We have developed a benchmarking methodology, defining a set of metrics to capture the coverage and efficiency of the vector usage i n applications: average vector length, instruction mix, and arithmetic floating point operations per cycle.
All the software development has been focused on emulated environments, different vendor RISC-V platforms and the FPGA RISC-V based boards. The LLVM compiler infrastructure is used to generate code for the RISC-V vector extension and systolic custom instructions. The offload mode will be supported with the OpenMP "target spread" construct, which is currently being validated on a multiple GPU system. On the OS, we have defined the boot components and packages to be installed. We have selected Fedora as the base distribution and we have implemented an early networking mechanism based on tun-on-mmap. We have also built and run OS base container images under Debian and Fedora.

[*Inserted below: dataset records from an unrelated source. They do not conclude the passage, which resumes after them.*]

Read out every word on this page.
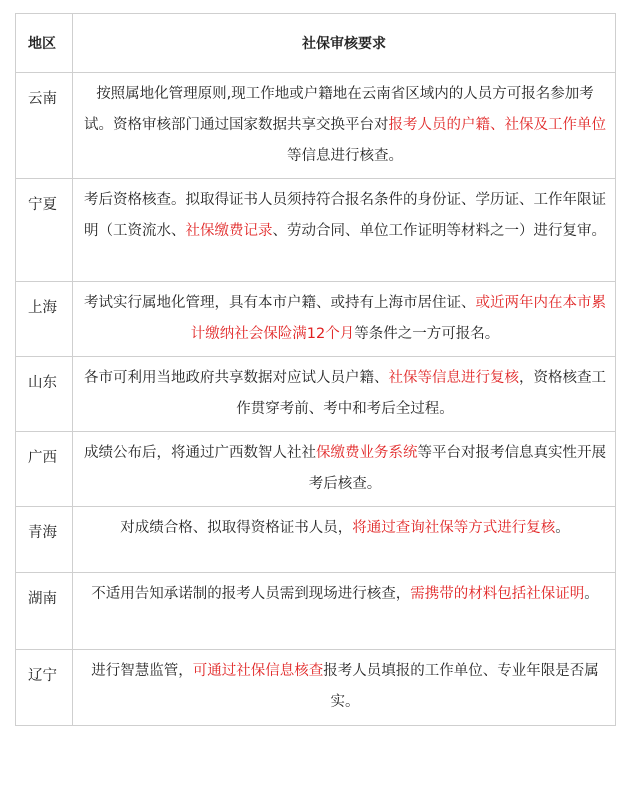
地区	社保审核要求
云南	按照属地化管理原则,现工作地或户籍地在云南省区域内的人员方可报名参加考试。资格审核部门通过国家数据共享交换平台对报考人员的户籍、社保及工作单位等信息进行核查。
宁夏	考后资格核查。拟取得证书人员须持符合报名条件的身份证、学历证、工作年限证明（工资流水、社保缴费记录、劳动合同、单位工作证明等材料之一）进行复审。
上海	考试实行属地化管理，具有本市户籍、或持有上海市居住证、或近两年内在本市累计缴纳社会保险满12个月等条件之一方可报名。
山东	各市可利用当地政府共享数据对应试人员户籍、社保等信息进行复核，资格核查工作贯穿考前、考中和考后全过程。
广西	成绩公布后，将通过广西数智人社社保缴费业务系统等平台对报考信息真实性开展考后核查。
青海	对成绩合格、拟取得资格证书人员，将通过查询社保等方式进行复核。
湖南	不适用告知承诺制的报考人员需到现场进行核查，需携带的材料包括社保证明。
辽宁	进行智慧监管，可通过社保信息核查报考人员填报的工作单位、专业年限是否属实。
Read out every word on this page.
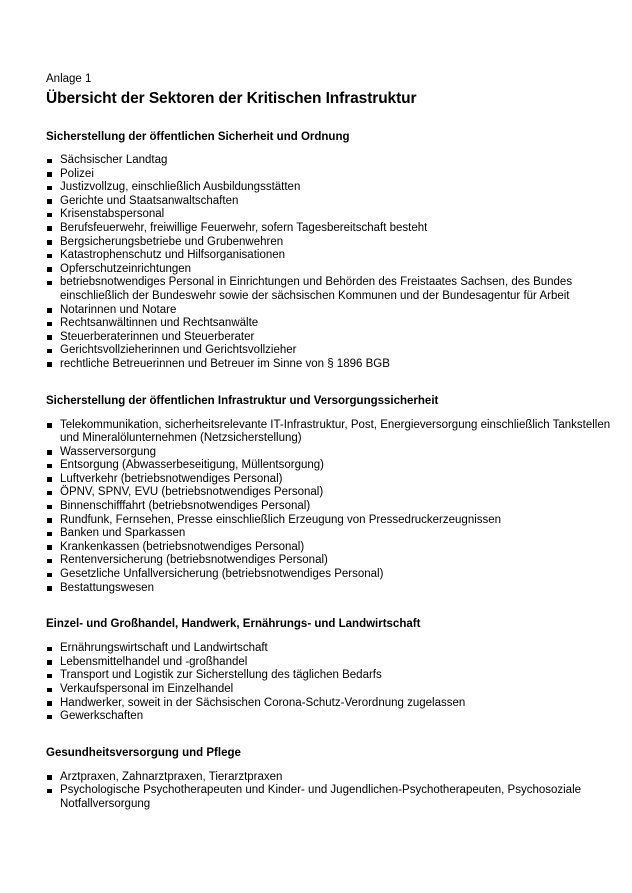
Anlage 1

Übersicht der Sektoren der Kritischen Infrastruktur
Sicherstellung der öffentlichen Sicherheit und Ordnung
Sächsischer Landtag
Polizei
Justizvollzug, einschließlich Ausbildungsstätten
Gerichte und Staatsanwaltschaften
Krisenstabspersonal
Berufsfeuerwehr, freiwillige Feuerwehr, sofern Tagesbereitschaft besteht
Bergsicherungsbetriebe und Grubenwehren
Katastrophenschutz und Hilfsorganisationen
Opferschutzeinrichtungen
betriebsnotwendiges Personal in Einrichtungen und Behörden des Freistaates Sachsen, des Bundes einschließlich der Bundeswehr sowie der sächsischen Kommunen und der Bundesagentur für Arbeit
Notarinnen und Notare
Rechtsanwältinnen und Rechtsanwälte
Steuerberaterinnen und Steuerberater
Gerichtsvollzieherinnen und Gerichtsvollzieher
rechtliche Betreuerinnen und Betreuer im Sinne von § 1896 BGB
Sicherstellung der öffentlichen Infrastruktur und Versorgungssicherheit
Telekommunikation, sicherheitsrelevante IT-Infrastruktur, Post, Energieversorgung einschließlich Tankstellen und Mineralölunternehmen (Netzsicherstellung)
Wasserversorgung
Entsorgung (Abwasserbeseitigung, Müllentsorgung)
Luftverkehr (betriebsnotwendiges Personal)
ÖPNV, SPNV, EVU (betriebsnotwendiges Personal)
Binnenschifffahrt (betriebsnotwendiges Personal)
Rundfunk, Fernsehen, Presse einschließlich Erzeugung von Pressedruckerzeugnissen
Banken und Sparkassen
Krankenkassen (betriebsnotwendiges Personal)
Rentenversicherung (betriebsnotwendiges Personal)
Gesetzliche Unfallversicherung (betriebsnotwendiges Personal)
Bestattungswesen
Einzel- und Großhandel, Handwerk, Ernährungs- und Landwirtschaft
Ernährungswirtschaft und Landwirtschaft
Lebensmittelhandel und -großhandel
Transport und Logistik zur Sicherstellung des täglichen Bedarfs
Verkaufspersonal im Einzelhandel
Handwerker, soweit in der Sächsischen Corona-Schutz-Verordnung zugelassen
Gewerkschaften
Gesundheitsversorgung und Pflege
Arztpraxen, Zahnarztpraxen, Tierarztpraxen
Psychologische Psychotherapeuten und Kinder- und Jugendlichen-Psychotherapeuten, Psychosoziale Notfallversorgung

FPGA-based Emulated Platform: a) all the different MEEP Shell IP components have been developed and demonstrated in working demo designs, which validates the chosen roadmap for each of them, leaving for the second half of the project to fine-tune, and finalizing the full integration of them into the MEEP Shell concept. Different approaches to a fully automated FPGA design generation process have been explored and implemented, paving the way to a strong open source FPGA flow that can get reflected in an effortless way to use a CI/CD flow or the creation of new interesting FPGA tools that can be useful for the community. b) regarding the implementation of an emulated accelerator, two simplified versions of different ACME components have been already ported to the platform: 1) the VAS Tile core, and 2) the VAS Tile (a multi core system with 4 cores). First experiments have been done involving only one FPGA, and following the track of booting the OS capabilities.
MEEP targeted Accelerator: From the targeted accelerator design, a first version of the VAS Tile core component has been released, which integrates a scalar core connected to a VPU through an OVI interface. In parallel to this, and moving towards having a matrix of VAS Tiles in the near future, there is progress on the integration of a many-core system with a shared L2 data cache in place, by using the same core as the one used in the VAS Tile core.